- Hijikata…-

Su nombre resbaló de los labios de la joven demonio. Estática, solo se dedicaba a mirar el cielo nocturno. Los pétalos de cerezo revoloteaban a su alrededor, y creyó sentir la mano de su amado queriendo alzarle el rostro cuando uno de ellos resbaló en su mejilla, la cual era surcada, ahora, por un hilo de las lágrimas que resbalaban por su mentón tembloroso.

Cerró los ojos y un gemido escapó de sus labios. Se había ido. Realmente se había ido. Estaba sola. No notaba sus propias manos acariciando el rostro y el cabello del hombre cuya cabeza reposaba en sus rodillas. Poco le importaba el cuerpo del demonio que había solo a algunos centímetros de ella. No. Lo único que ocupaba la mente de ella eran un par de ojos violáceos intensos, expresivos, penetrantes.

Inhaló con brusquedad inconsciente, pues necesitaba oxígeno su cuerpo, pero entre los sollozos no lograba hacerlo con regularidad. ¿Qué haría a partir de allí? ¿Qué haría? No… no lo sabía. Él se había ido, Kondo, Saitou, Yamazaki, Sannan, Okita, Shimpachi, Harada, Heisuke. Todos. El Shinsengumi se había ido por completo, dejándola a ella más que devastada. Destruida.

Pero había cumplido su promesa ¿Verdad? Esa promesa que había hecho a todos ellos, uno a uno a medida que se iban alejando para cumplir con el camino de toda la tierra, con el camino del verdadero guerrero. Lo había cuidado en nombre de todos ellos, le había cuidado y dado incluso de su propia sangre cuando así él lo necesitó. Había estado con él hasta el último momento. Había permitido que su amado muriese como un verdadero hombre, como un verdadero guerrero, y al mismo tiempo, como un verdadero demonio. Apretó la mandíbula, sin entender porque, hacía algunos minutos, había sentido tanto coraje al escuchar a Kazama nombrarlo como demonio. Él era mucho más que cualquier demonio o rasetzu. Él era su primer amor, él había sido el primero, y sentía que sería el único y el último, porque no, no olvidaría nunca a Hijikata.

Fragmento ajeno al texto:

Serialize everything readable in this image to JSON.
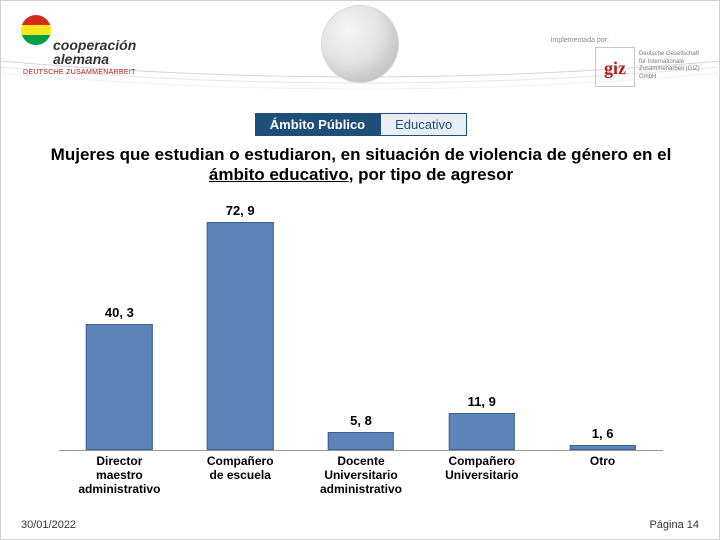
{
  "header": {
    "logo_left": {
      "line1": "cooperación",
      "line2": "alemana",
      "sub": "DEUTSCHE ZUSAMMENARBEIT",
      "flag_colors": [
        "#d52b1e",
        "#f8e71c",
        "#009e49"
      ],
      "text_color": "#333333",
      "sub_color": "#b11c1c"
    },
    "implemented_by": "Implementada por:",
    "logo_right": {
      "brand": "giz",
      "line1": "Deutsche Gesellschaft",
      "line2": "für Internationale",
      "line3": "Zusammenarbeit (GIZ) GmbH",
      "brand_color": "#b11c1c"
    },
    "arc_colors": {
      "top": "#d6d6d6",
      "mid": "#e6e6e6",
      "bot": "#f1f1f1"
    }
  },
  "tags": {
    "primary": "Ámbito Público",
    "secondary": "Educativo",
    "primary_bg": "#1f4e79",
    "secondary_bg": "#e8eef5",
    "border": "#1f4e79"
  },
  "title": {
    "pre": "Mujeres que estudian o estudiaron, en situación de violencia  de género en el ",
    "underline": "ámbito educativo",
    "post": ", por tipo de agresor",
    "fontsize": 17
  },
  "chart": {
    "type": "bar",
    "ylim": [
      0,
      80
    ],
    "bar_color": "#5b85b9",
    "bar_border": "#3d6192",
    "bar_width_ratio": 0.55,
    "axis_color": "#999999",
    "label_fontsize": 13,
    "category_fontsize": 12,
    "categories": [
      "Director\nmaestro\nadministrativo",
      "Compañero\nde escuela",
      "Docente\nUniversitario\nadministrativo",
      "Compañero\nUniversitario",
      "Otro"
    ],
    "values": [
      40.3,
      72.9,
      5.8,
      11.9,
      1.6
    ],
    "value_labels": [
      "40, 3",
      "72, 9",
      "5, 8",
      "11, 9",
      "1, 6"
    ]
  },
  "footer": {
    "date": "30/01/2022",
    "page": "Página 14"
  },
  "background_color": "#ffffff"
}
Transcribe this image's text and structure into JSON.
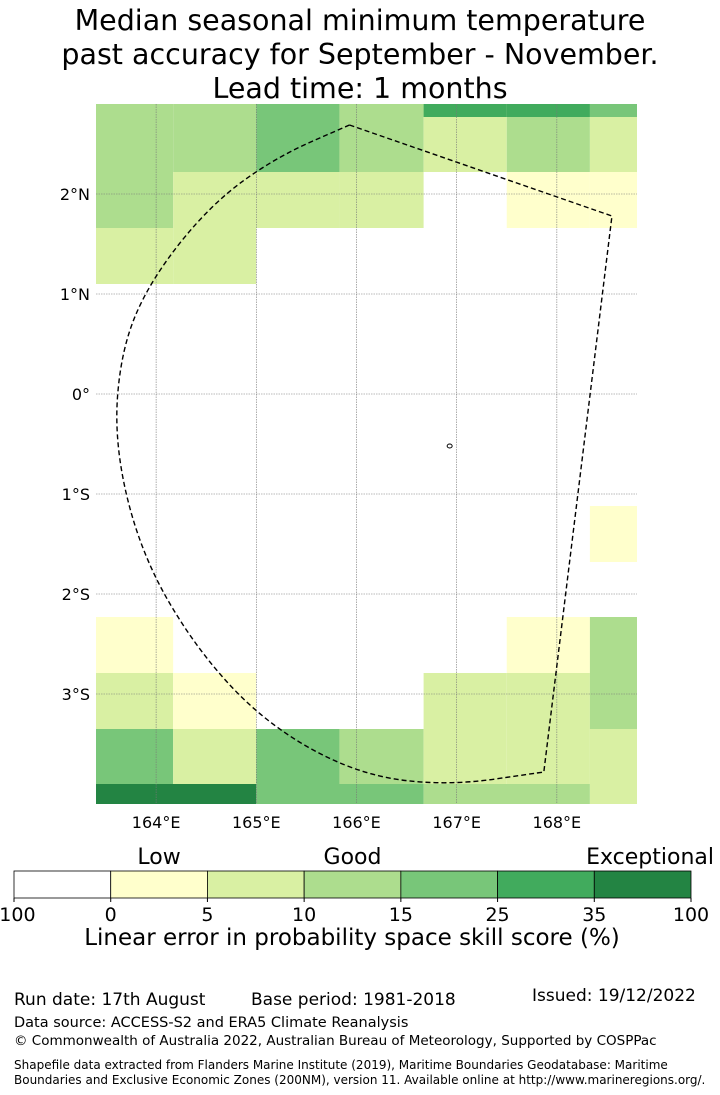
{
  "title": {
    "line1": "Median seasonal minimum temperature",
    "line2": "past accuracy for September - November.",
    "line3": "Lead time: 1 months"
  },
  "map": {
    "lon_range": [
      163.4,
      168.8
    ],
    "lat_range": [
      -4.1,
      2.9
    ],
    "lon_ticks": [
      {
        "value": 164,
        "label": "164°E"
      },
      {
        "value": 165,
        "label": "165°E"
      },
      {
        "value": 166,
        "label": "166°E"
      },
      {
        "value": 167,
        "label": "167°E"
      },
      {
        "value": 168,
        "label": "168°E"
      }
    ],
    "lat_ticks": [
      {
        "value": 2,
        "label": "2°N"
      },
      {
        "value": 1,
        "label": "1°N"
      },
      {
        "value": 0,
        "label": "0°"
      },
      {
        "value": -1,
        "label": "1°S"
      },
      {
        "value": -2,
        "label": "2°S"
      },
      {
        "value": -3,
        "label": "3°S"
      }
    ],
    "grid": true,
    "cells": [
      {
        "lon": [
          163.4,
          164.17
        ],
        "lat": [
          2.22,
          2.9
        ],
        "color": "#addd8e"
      },
      {
        "lon": [
          164.17,
          165.0
        ],
        "lat": [
          2.22,
          2.9
        ],
        "color": "#addd8e"
      },
      {
        "lon": [
          165.0,
          165.83
        ],
        "lat": [
          2.22,
          2.9
        ],
        "color": "#78c679"
      },
      {
        "lon": [
          165.83,
          166.67
        ],
        "lat": [
          2.22,
          2.9
        ],
        "color": "#addd8e"
      },
      {
        "lon": [
          166.67,
          167.5
        ],
        "lat": [
          2.22,
          2.9
        ],
        "color": "#d9f0a3"
      },
      {
        "lon": [
          167.5,
          168.33
        ],
        "lat": [
          2.22,
          2.9
        ],
        "color": "#addd8e"
      },
      {
        "lon": [
          168.33,
          168.8
        ],
        "lat": [
          2.22,
          2.9
        ],
        "color": "#d9f0a3"
      },
      {
        "lon": [
          166.67,
          167.5
        ],
        "lat": [
          2.77,
          2.9
        ],
        "color": "#41ab5d"
      },
      {
        "lon": [
          167.5,
          168.33
        ],
        "lat": [
          2.77,
          2.9
        ],
        "color": "#41ab5d"
      },
      {
        "lon": [
          168.33,
          168.8
        ],
        "lat": [
          2.77,
          2.9
        ],
        "color": "#78c679"
      },
      {
        "lon": [
          163.4,
          164.17
        ],
        "lat": [
          1.66,
          2.22
        ],
        "color": "#addd8e"
      },
      {
        "lon": [
          164.17,
          165.0
        ],
        "lat": [
          1.66,
          2.22
        ],
        "color": "#d9f0a3"
      },
      {
        "lon": [
          165.0,
          165.83
        ],
        "lat": [
          1.66,
          2.22
        ],
        "color": "#d9f0a3"
      },
      {
        "lon": [
          165.83,
          166.67
        ],
        "lat": [
          1.66,
          2.22
        ],
        "color": "#d9f0a3"
      },
      {
        "lon": [
          167.5,
          168.33
        ],
        "lat": [
          1.66,
          2.22
        ],
        "color": "#ffffcc"
      },
      {
        "lon": [
          168.33,
          168.8
        ],
        "lat": [
          1.66,
          2.22
        ],
        "color": "#ffffcc"
      },
      {
        "lon": [
          163.4,
          164.17
        ],
        "lat": [
          1.1,
          1.66
        ],
        "color": "#d9f0a3"
      },
      {
        "lon": [
          164.17,
          165.0
        ],
        "lat": [
          1.1,
          1.66
        ],
        "color": "#d9f0a3"
      },
      {
        "lon": [
          168.33,
          168.8
        ],
        "lat": [
          -1.68,
          -1.12
        ],
        "color": "#ffffcc"
      },
      {
        "lon": [
          163.4,
          164.17
        ],
        "lat": [
          -2.79,
          -2.23
        ],
        "color": "#ffffcc"
      },
      {
        "lon": [
          167.5,
          168.33
        ],
        "lat": [
          -2.79,
          -2.23
        ],
        "color": "#ffffcc"
      },
      {
        "lon": [
          168.33,
          168.8
        ],
        "lat": [
          -2.79,
          -2.23
        ],
        "color": "#addd8e"
      },
      {
        "lon": [
          163.4,
          164.17
        ],
        "lat": [
          -3.35,
          -2.79
        ],
        "color": "#d9f0a3"
      },
      {
        "lon": [
          164.17,
          165.0
        ],
        "lat": [
          -3.35,
          -2.79
        ],
        "color": "#ffffcc"
      },
      {
        "lon": [
          166.67,
          167.5
        ],
        "lat": [
          -3.35,
          -2.79
        ],
        "color": "#d9f0a3"
      },
      {
        "lon": [
          167.5,
          168.33
        ],
        "lat": [
          -3.35,
          -2.79
        ],
        "color": "#d9f0a3"
      },
      {
        "lon": [
          168.33,
          168.8
        ],
        "lat": [
          -3.35,
          -2.79
        ],
        "color": "#addd8e"
      },
      {
        "lon": [
          163.4,
          164.17
        ],
        "lat": [
          -3.9,
          -3.35
        ],
        "color": "#78c679"
      },
      {
        "lon": [
          164.17,
          165.0
        ],
        "lat": [
          -3.9,
          -3.35
        ],
        "color": "#d9f0a3"
      },
      {
        "lon": [
          165.0,
          165.83
        ],
        "lat": [
          -3.9,
          -3.35
        ],
        "color": "#78c679"
      },
      {
        "lon": [
          165.83,
          166.67
        ],
        "lat": [
          -3.9,
          -3.35
        ],
        "color": "#addd8e"
      },
      {
        "lon": [
          166.67,
          167.5
        ],
        "lat": [
          -3.9,
          -3.35
        ],
        "color": "#d9f0a3"
      },
      {
        "lon": [
          167.5,
          168.33
        ],
        "lat": [
          -3.9,
          -3.35
        ],
        "color": "#d9f0a3"
      },
      {
        "lon": [
          168.33,
          168.8
        ],
        "lat": [
          -3.9,
          -3.35
        ],
        "color": "#d9f0a3"
      },
      {
        "lon": [
          163.4,
          165.0
        ],
        "lat": [
          -4.1,
          -3.9
        ],
        "color": "#238443"
      },
      {
        "lon": [
          165.0,
          166.67
        ],
        "lat": [
          -4.1,
          -3.9
        ],
        "color": "#78c679"
      },
      {
        "lon": [
          166.67,
          168.33
        ],
        "lat": [
          -4.1,
          -3.9
        ],
        "color": "#addd8e"
      },
      {
        "lon": [
          168.33,
          168.8
        ],
        "lat": [
          -4.1,
          -3.9
        ],
        "color": "#d9f0a3"
      }
    ],
    "eez_boundary": [
      [
        165.93,
        2.69
      ],
      [
        168.55,
        1.78
      ],
      [
        167.87,
        -3.78
      ],
      [
        166.9,
        -3.92
      ],
      [
        166.0,
        -3.8
      ],
      [
        165.1,
        -3.3
      ],
      [
        164.4,
        -2.55
      ],
      [
        163.85,
        -1.6
      ],
      [
        163.58,
        -0.5
      ],
      [
        163.65,
        0.45
      ],
      [
        163.95,
        1.15
      ],
      [
        164.55,
        1.9
      ],
      [
        165.2,
        2.37
      ],
      [
        165.93,
        2.69
      ]
    ],
    "island": {
      "lon": 166.93,
      "lat": -0.52
    }
  },
  "legend": {
    "categories": [
      {
        "text": "Low",
        "pos": 1.5
      },
      {
        "text": "Good",
        "pos": 3.5
      },
      {
        "text": "Exceptional",
        "pos": 6.5
      }
    ],
    "colors": [
      "#ffffff",
      "#ffffcc",
      "#d9f0a3",
      "#addd8e",
      "#78c679",
      "#41ab5d",
      "#238443"
    ],
    "ticks": [
      "-100",
      "0",
      "5",
      "10",
      "15",
      "25",
      "35",
      "100"
    ],
    "label": "Linear error in probability space skill score (%)"
  },
  "footer": {
    "run_date": "Run date: 17th August",
    "base_period": "Base period: 1981-2018",
    "issued": "Issued: 19/12/2022",
    "data_source": "Data source: ACCESS-S2 and ERA5 Climate Reanalysis",
    "copyright": "© Commonwealth of Australia 2022, Australian Bureau of Meteorology, Supported by COSPPac",
    "shapefile_line1": "Shapefile data extracted from Flanders Marine Institute (2019), Maritime Boundaries Geodatabase: Maritime",
    "shapefile_line2": "Boundaries and Exclusive Economic Zones (200NM), version 11. Available online at http://www.marineregions.org/."
  }
}
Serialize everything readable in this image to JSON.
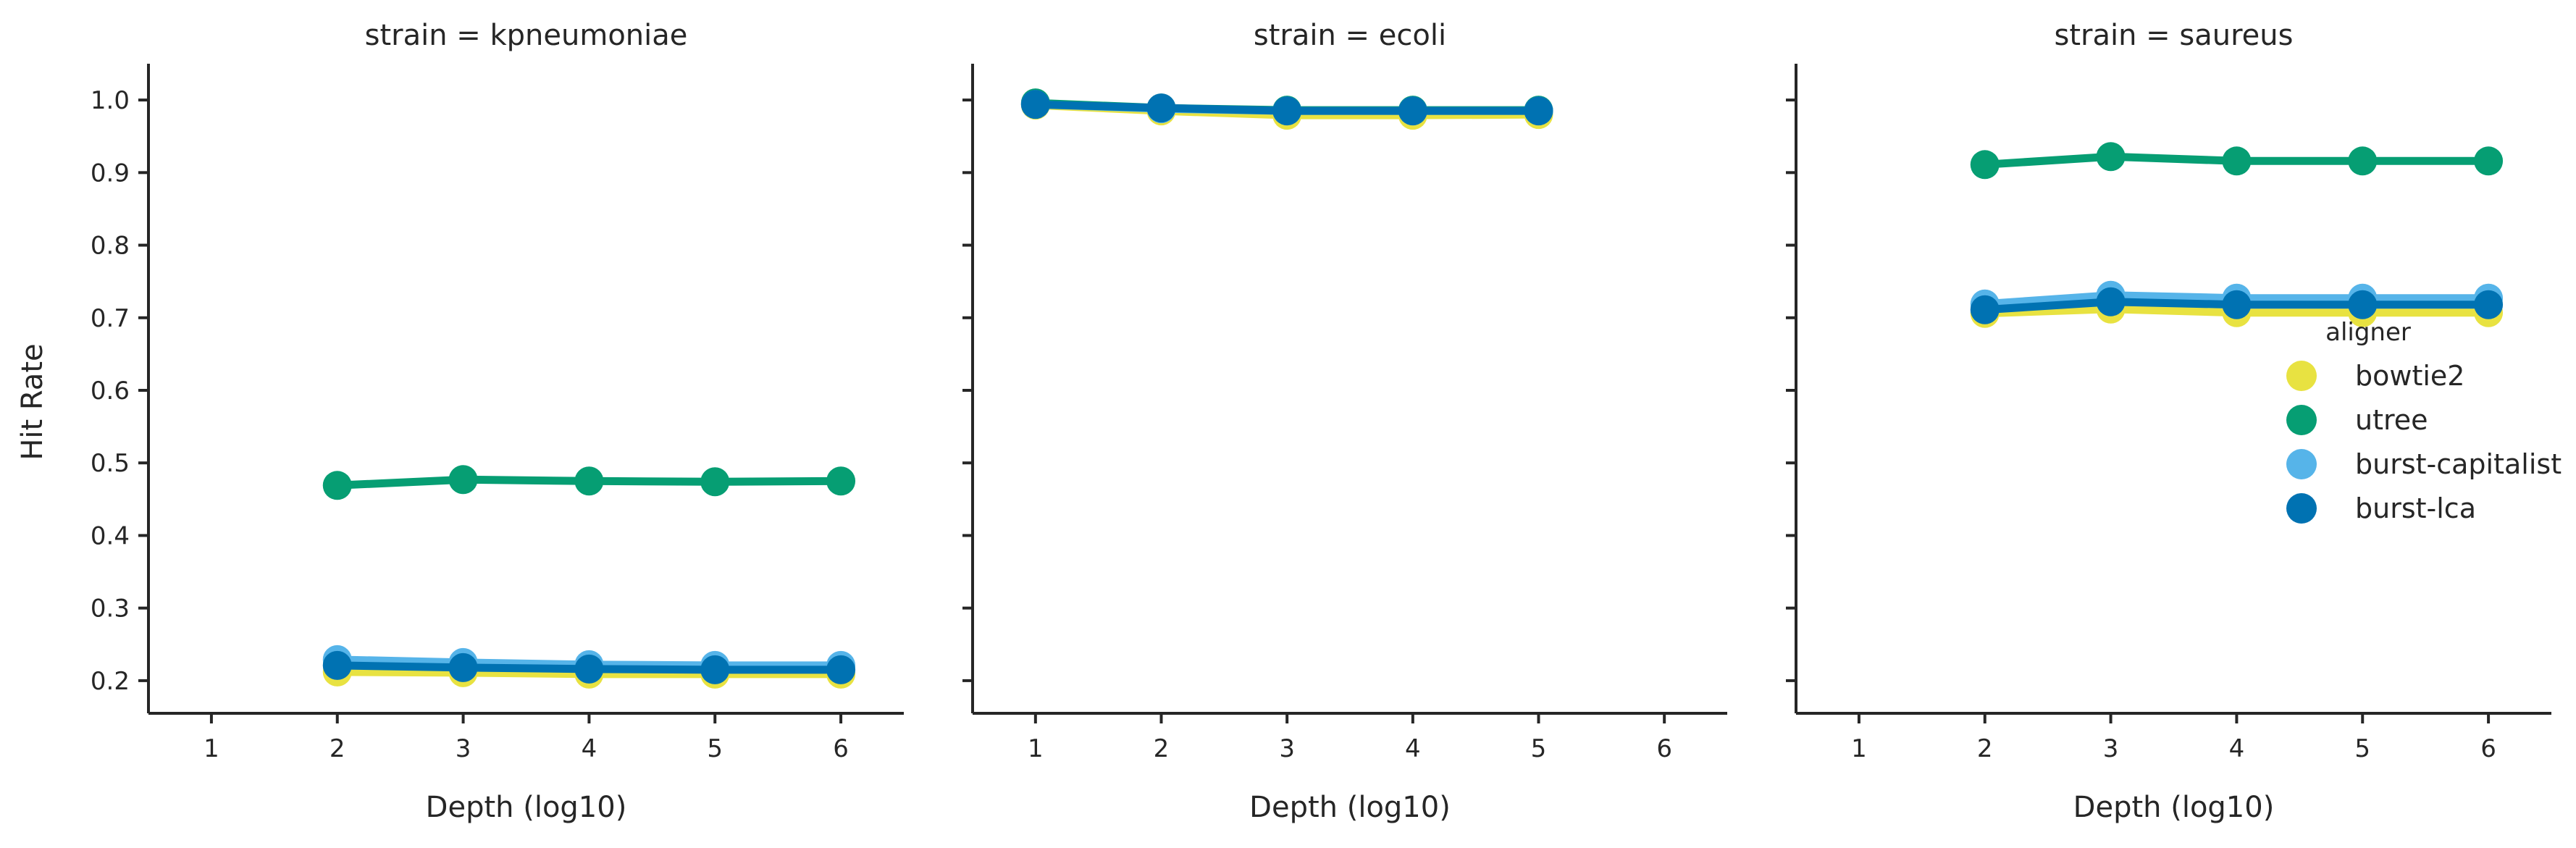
{
  "chart_data": {
    "type": "line",
    "xlabel": "Depth (log10)",
    "ylabel": "Hit Rate",
    "xlim": [
      0.5,
      6.5
    ],
    "ylim": [
      0.155,
      1.05
    ],
    "xticks": [
      "1",
      "2",
      "3",
      "4",
      "5",
      "6"
    ],
    "yticks": [
      "0.2",
      "0.3",
      "0.4",
      "0.5",
      "0.6",
      "0.7",
      "0.8",
      "0.9",
      "1.0"
    ],
    "legend": {
      "title": "aligner",
      "placement": "right"
    },
    "colors": {
      "bowtie2": "#e8e241",
      "utree": "#069e73",
      "burst-capitalist": "#56b4e9",
      "burst-lca": "#0072b2"
    },
    "panels": [
      {
        "title": "strain = kpneumoniae",
        "series": [
          {
            "name": "bowtie2",
            "x": [
              2,
              3,
              4,
              5,
              6
            ],
            "y": [
              0.212,
              0.211,
              0.209,
              0.209,
              0.209
            ]
          },
          {
            "name": "utree",
            "x": [
              2,
              3,
              4,
              5,
              6
            ],
            "y": [
              0.469,
              0.477,
              0.475,
              0.474,
              0.475
            ]
          },
          {
            "name": "burst-capitalist",
            "x": [
              2,
              3,
              4,
              5,
              6
            ],
            "y": [
              0.229,
              0.225,
              0.222,
              0.221,
              0.221
            ]
          },
          {
            "name": "burst-lca",
            "x": [
              2,
              3,
              4,
              5,
              6
            ],
            "y": [
              0.221,
              0.218,
              0.216,
              0.215,
              0.215
            ]
          }
        ]
      },
      {
        "title": "strain = ecoli",
        "series": [
          {
            "name": "bowtie2",
            "x": [
              1,
              2,
              3,
              4,
              5
            ],
            "y": [
              0.993,
              0.985,
              0.979,
              0.979,
              0.98
            ]
          },
          {
            "name": "utree",
            "x": [
              1,
              2,
              3,
              4,
              5
            ],
            "y": [
              0.996,
              0.989,
              0.986,
              0.986,
              0.986
            ]
          },
          {
            "name": "burst-capitalist",
            "x": [
              1,
              2,
              3,
              4,
              5
            ],
            "y": [
              0.994,
              0.988,
              0.985,
              0.985,
              0.985
            ]
          },
          {
            "name": "burst-lca",
            "x": [
              1,
              2,
              3,
              4,
              5
            ],
            "y": [
              0.994,
              0.989,
              0.985,
              0.985,
              0.985
            ]
          }
        ]
      },
      {
        "title": "strain = saureus",
        "series": [
          {
            "name": "bowtie2",
            "x": [
              2,
              3,
              4,
              5,
              6
            ],
            "y": [
              0.706,
              0.712,
              0.707,
              0.707,
              0.707
            ]
          },
          {
            "name": "utree",
            "x": [
              2,
              3,
              4,
              5,
              6
            ],
            "y": [
              0.911,
              0.922,
              0.916,
              0.916,
              0.916
            ]
          },
          {
            "name": "burst-capitalist",
            "x": [
              2,
              3,
              4,
              5,
              6
            ],
            "y": [
              0.719,
              0.731,
              0.727,
              0.727,
              0.727
            ]
          },
          {
            "name": "burst-lca",
            "x": [
              2,
              3,
              4,
              5,
              6
            ],
            "y": [
              0.711,
              0.722,
              0.718,
              0.718,
              0.718
            ]
          }
        ]
      }
    ]
  }
}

El sonido a la distancia de un cañón siendo disparado fue lo que la sacó de sus pensamientos. Cierto. Aún estaban en una guerra. Pero… pero para ella, ya nada tenía sentido. Nada. Ni el nuevo, ni tampoco el antiguo gobierno valían la pena. El Shinsengumi ya no estaba y… él tampoco.

Armándose de valor, bajó con lentitud la mirada, para encontrarse con su rostro, pacífico, noble, apuesto frente a ella. Sollozó de nuevo y volvió a secar las lágrimas que habían caído sobre una de las mejillas del rostro que observaba casi en actitud de veneración. Se inclinó hasta que sintió una suavidad fría en sus labios, y presionó con gentileza, habiendo atrapado el labio inferior ajeno con delicadeza. Era su despedida y una marca, un recuerdo de que siempre lo recordaría, que siempre le pertenecería. Sintió que lloraba, estaba llorando apenas pudiendo contener los espasmos y chillidos, pero no abrió los ojos hasta que no estuvo de pié y de espaldas a él. No pudo secar esas últimas lágrimas que habían mojado el rostro inerte, no pudo volver a verlo, no pudo voltear a verlo mientras se alejaba a paso torpe y apresurado de allí, no pudo armarse de valor para poder enterrarlo. No. Siendo la mujer cobarde que era, se marchó, dejándolo allí, solo, muerto, enfriándose, olvidándolo…

¿Olvidándolo? No. Chizuru no olvidaría jamás a Hijikata, pues sabía que, cada vez que viese un cerezo en flor, tal vez nunca tan magnífico como el que también dejaba atrás, rezando en su fuero interno porque el árbol le sirviese de suficiente honor al espadachín, le recordaría a él, al demonio Hakuouki.

Y la castaña se perdió en el bosque, llorando a mares, solo con la determinativa de huir mientras el dolor se lo permitiese, mientras fuese lo suficientemente fuerte como para motivarla, pero lo suficientemente tolerable para no dejarse llevar por él.